Georgia’s offense has already faced several tests this season. Saturday’s meeting with Mississippi may prove to be the most revealing.
The Bulldogs travel to Oxford, Mississippi, to face a Rebels team that boasts a particularly dangerous pass rush. Their sack total through three games isn’t indicative of that fact, but their defenders’ abilities leave no doubt that they can harass quarterbacks early and often.
“They are ferocious rushers,” Georgia head coach Kirby Smart said. “They disrupt the pocket. They really have some unbelievable rushers.”
Junior defensive end Marquis Haynes is the key to the Rebels’ efforts of pummeling opposing passers. Fresh off a 10-sack season, Haynes has picked up right where he left off one year ago. He has a pair of sacks and nine tackles through three games.
Haynes led the Rebels in sacks last season despite sharing the field with the likes of defensive linemen Robert Nkemdiche and Channing Ward, who only combined for six sacks. Their departures could have left Haynes vulnerable to more double teams and therefore less production, but that’s not been an issue so far.

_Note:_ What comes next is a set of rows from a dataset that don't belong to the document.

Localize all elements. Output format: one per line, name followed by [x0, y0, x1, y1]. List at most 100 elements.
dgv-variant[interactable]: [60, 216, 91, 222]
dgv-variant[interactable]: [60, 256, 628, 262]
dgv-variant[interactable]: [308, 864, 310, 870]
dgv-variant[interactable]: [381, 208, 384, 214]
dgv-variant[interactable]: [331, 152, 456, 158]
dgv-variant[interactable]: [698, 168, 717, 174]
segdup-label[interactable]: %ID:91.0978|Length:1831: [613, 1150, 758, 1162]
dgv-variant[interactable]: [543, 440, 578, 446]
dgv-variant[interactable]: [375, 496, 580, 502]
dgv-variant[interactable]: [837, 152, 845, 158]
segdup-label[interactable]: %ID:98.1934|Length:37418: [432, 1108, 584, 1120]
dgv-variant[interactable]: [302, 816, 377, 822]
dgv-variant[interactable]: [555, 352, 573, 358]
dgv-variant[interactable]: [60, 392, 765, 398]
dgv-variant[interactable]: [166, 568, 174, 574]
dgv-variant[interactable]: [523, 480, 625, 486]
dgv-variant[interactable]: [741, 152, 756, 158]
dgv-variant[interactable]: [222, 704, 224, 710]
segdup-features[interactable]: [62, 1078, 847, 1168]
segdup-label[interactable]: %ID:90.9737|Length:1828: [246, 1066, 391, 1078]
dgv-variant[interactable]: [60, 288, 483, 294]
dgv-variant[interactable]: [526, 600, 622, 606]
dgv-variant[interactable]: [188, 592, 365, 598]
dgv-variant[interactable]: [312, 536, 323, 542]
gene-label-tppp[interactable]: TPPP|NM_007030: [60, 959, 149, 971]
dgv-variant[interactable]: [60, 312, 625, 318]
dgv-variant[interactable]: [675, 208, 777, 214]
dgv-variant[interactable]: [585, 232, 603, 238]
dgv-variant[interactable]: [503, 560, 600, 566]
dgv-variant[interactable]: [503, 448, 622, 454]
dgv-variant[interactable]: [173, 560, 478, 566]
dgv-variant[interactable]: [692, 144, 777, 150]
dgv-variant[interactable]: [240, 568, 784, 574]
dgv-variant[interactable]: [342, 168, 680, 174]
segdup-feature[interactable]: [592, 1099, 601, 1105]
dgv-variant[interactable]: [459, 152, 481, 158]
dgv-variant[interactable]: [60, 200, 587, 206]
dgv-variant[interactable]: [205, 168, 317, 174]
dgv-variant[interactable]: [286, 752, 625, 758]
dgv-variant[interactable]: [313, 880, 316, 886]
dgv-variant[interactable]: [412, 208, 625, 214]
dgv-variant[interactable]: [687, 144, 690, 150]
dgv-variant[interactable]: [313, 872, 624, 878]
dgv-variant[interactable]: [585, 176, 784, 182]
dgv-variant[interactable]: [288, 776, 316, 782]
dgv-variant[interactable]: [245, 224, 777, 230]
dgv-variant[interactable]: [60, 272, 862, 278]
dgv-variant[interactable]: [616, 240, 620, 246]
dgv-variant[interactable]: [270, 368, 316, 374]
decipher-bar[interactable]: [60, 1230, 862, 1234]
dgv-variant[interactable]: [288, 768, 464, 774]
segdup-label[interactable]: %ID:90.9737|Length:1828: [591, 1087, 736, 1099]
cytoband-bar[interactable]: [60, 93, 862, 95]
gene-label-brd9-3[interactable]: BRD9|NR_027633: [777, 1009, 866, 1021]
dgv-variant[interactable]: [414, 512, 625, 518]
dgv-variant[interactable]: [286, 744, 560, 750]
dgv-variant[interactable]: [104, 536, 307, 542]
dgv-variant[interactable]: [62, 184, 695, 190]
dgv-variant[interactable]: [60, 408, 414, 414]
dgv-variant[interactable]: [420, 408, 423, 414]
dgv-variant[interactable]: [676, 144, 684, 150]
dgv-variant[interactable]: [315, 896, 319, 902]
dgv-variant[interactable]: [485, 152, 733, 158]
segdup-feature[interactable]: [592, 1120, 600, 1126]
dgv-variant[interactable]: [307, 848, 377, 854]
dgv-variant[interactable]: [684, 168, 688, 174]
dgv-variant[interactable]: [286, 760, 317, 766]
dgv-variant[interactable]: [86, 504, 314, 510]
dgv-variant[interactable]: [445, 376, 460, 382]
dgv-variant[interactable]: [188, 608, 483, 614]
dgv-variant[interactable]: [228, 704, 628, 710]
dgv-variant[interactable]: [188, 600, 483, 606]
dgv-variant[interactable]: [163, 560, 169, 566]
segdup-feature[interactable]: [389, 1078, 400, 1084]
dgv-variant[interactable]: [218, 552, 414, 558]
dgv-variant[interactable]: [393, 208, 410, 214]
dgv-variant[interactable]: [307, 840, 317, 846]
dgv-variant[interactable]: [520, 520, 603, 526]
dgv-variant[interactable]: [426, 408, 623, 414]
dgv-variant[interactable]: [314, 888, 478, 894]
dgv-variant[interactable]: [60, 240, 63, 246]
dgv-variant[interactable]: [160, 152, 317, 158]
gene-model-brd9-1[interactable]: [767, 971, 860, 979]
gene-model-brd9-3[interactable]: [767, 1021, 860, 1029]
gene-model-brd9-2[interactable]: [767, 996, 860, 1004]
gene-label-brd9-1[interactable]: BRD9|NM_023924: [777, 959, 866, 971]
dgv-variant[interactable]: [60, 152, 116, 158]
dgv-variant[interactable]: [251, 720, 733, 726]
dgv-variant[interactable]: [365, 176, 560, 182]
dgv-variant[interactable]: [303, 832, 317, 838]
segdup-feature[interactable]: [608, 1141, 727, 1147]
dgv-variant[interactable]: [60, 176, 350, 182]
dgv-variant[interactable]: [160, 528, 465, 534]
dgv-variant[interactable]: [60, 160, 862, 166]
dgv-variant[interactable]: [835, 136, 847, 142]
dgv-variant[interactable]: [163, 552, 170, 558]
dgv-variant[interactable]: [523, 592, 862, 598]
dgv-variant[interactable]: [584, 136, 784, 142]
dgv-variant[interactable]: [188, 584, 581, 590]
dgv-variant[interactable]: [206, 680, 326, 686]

“He's extremely valuable to us,” Ole Miss head coach Hugh Freeze said of Haynes. “He's everything you kind of want in a student-athlete in the way he plays the game, the speed he plays it at and the passion he plays it at. He's an athletic guy that can win some one-on-one situations, which is very valuable when you play in this conference.”
Haynes practically made his own highlight reel against No. 1 Alabama last week. He de-cleated Crimson Tide freshman quarterback Jalen Hurts in the second quarter on a play that knocked the ball loose and allowed John Youngblood to return it 44 yards for a touchdown. At another point the game, Haynes made quick work of All-SEC tackle Cam Robinson, pancaking the junior as Hurts fled the collapsed pocket.
Haynes finished the game with four tackles and one sack, and making plays against the Crimson Tide was nothing new. Smart lauded Haynes’ play and explained that he has witnessed his fair share of Haynes’ big moments going back to his time at Alabama.
If his offensive line isn’t careful, he’ll get his first dose of that as a head coach on Saturday.
“He's always been good,” Smart said. “Guy seems like he's been there forever. I know he's been disruptive forever.”
Jacob Eason will be the next freshman quarterback to step on up and test Haynes. With two starts under his belt now, the 6-foot-5 Eason has already taken a few hits this year, having been sacked six times through three games. Four of the Bulldogs’ nine allowed sacks in 2016 came last week against Missouri, which boasted its own powerful junior defensive end in Charles Harris.
Eason doesn’t have much collegiate experience to lean on yet but he’ll have to get a sense early about how much time he has to work with in the pocket. At this point in the season, Smart is pleased with Eason’s internal clock when it comes to staying in the pocket and understanding when the window is closing.
“He’s done a good job of maintaining his composure in the pocket,” Smart said. “Sometimes the pocket breaks down and he’s got to move. (Offensive coordinator Jim) Chaney works with the quarterbacks each day to move within the pocket and try to use the pocket to your advantage, because when you escape the pocket nobody can help you.”
The big question is how long that pocket will even exist on Saturday.
Although the offensive line has held up better in passing situations than on running plays, there’s no question the unit has been shaky in the team’s first three victories. If that trend continues in Vaught-Hemingway Stadium, there’s a good chance that it won’t result in a fourth win for the Bulldogs.
“You’ve got to do a good job of building the pocket so that you can throw from it,” Smart said. “They challenge that in everything they do.”